With plenty of sights to see along the way, including abandoned mining quarries and stunning views of the surrounding mountains, the hike includes some steep climbs and a little scrambling here and there.

Scafell Pike Mountain

Any hikers who visit the Lake District will find the pull of climbing England’s highest mountain irresistible. Scafell Pike is 978 metres high, and the climb to the top is not for the fainthearted. The whole hike to the summit is steep and will involve scrambling up crags (make sure you have good walking boots and all the other equipment you need for this). There are three main trails you can follow to reach the top of Scafell Pike – all of which have their own charm and offer stunning views of the landscape. Make sure you plan your route before setting off and check the weather.

Catbells Lakeland Walk

The Catbells Lakeland Walk in a short but steep hike up Catbells mountain. The beautiful fell offers stunning views of the Lake District from all sides. Start off your walk in Keswick and enjoy a challenging but relatively quick climb to the top, beginning with a path and ending with a quick scramble to the very top.

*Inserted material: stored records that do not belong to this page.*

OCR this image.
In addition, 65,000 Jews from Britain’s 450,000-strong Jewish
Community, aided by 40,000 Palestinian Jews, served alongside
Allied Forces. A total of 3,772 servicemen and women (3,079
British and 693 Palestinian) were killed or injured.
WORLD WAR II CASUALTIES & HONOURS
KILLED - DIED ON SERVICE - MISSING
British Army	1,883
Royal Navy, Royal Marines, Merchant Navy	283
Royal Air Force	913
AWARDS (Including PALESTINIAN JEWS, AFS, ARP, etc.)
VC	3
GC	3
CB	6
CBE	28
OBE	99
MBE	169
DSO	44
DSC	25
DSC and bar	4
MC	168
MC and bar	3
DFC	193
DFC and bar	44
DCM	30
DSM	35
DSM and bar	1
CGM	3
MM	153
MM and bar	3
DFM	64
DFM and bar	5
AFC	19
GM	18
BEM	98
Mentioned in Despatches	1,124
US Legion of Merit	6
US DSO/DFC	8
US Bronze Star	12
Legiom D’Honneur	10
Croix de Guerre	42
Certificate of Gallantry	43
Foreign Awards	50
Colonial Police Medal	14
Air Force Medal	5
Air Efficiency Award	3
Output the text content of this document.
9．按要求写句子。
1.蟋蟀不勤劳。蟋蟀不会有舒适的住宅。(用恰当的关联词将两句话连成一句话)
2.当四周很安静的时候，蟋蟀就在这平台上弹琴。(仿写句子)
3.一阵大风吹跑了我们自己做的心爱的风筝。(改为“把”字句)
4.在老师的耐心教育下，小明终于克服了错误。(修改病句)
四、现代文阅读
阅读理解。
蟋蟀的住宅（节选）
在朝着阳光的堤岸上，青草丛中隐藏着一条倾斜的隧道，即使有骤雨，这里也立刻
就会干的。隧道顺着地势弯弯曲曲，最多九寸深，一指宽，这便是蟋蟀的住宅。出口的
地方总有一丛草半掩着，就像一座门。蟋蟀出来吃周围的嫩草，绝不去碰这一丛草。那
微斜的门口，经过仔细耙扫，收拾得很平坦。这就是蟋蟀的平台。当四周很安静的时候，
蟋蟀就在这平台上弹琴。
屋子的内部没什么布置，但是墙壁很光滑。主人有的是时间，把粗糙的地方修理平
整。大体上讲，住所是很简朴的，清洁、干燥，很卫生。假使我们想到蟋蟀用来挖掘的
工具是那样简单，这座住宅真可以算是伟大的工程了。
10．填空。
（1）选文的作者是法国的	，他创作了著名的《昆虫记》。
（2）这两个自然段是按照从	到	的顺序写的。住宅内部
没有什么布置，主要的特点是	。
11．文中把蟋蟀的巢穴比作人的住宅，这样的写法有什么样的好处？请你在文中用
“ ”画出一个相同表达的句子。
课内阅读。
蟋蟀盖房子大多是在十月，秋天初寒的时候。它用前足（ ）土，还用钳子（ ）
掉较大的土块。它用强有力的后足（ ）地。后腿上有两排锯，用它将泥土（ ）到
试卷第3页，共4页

For more breathtaking views of the Lakes, enjoy one of the many hikes up Buttermere. There are lots of climbs to choose from, the majority of which are steep and some involve climbing as well as walking. Hikers hoping to climb Buttermere should carry all the right equipment, including a hiking stick and good walking boots.


This iconic mountain is the third biggest in the Lake District, at an impressive 950 metres. The shortest route to the top will take the average walker around 3 hours and begins in Thirlmere. For a longer climb, slightly more challenging terrain and even more beautiful views, take the Striding Edge hike – just be prepared for some scrambling and carry the right equipment for the job. This hike is great for serious hikers, but it is also a great activity for anyone else visiting the Lake District, as it has views of the area like nowhere else.


Derwentwater is called ‘Queen of the Lakes’: a vast expanse of crystal clear, trout-filled water surrounded by beautiful slopes, ancient forests and craggy mountains – the ideal picnic spot or holiday home location. The Derwentwater walk is 10 miles long and offers a view of all the best parts of the Lake District. There are lots of sights to see along the way, including the National Trust’s Hundred Year Stone and the Ruskin Memorial and if you’re lucky, you might catch a glimpse of a red squirrel, which is still thriving in the Lake District.

With so many stunning views to reach, wildlife to see, and off-road excursion routes to explore, the Lake District is one of the best places in the UK for hikers of all levels.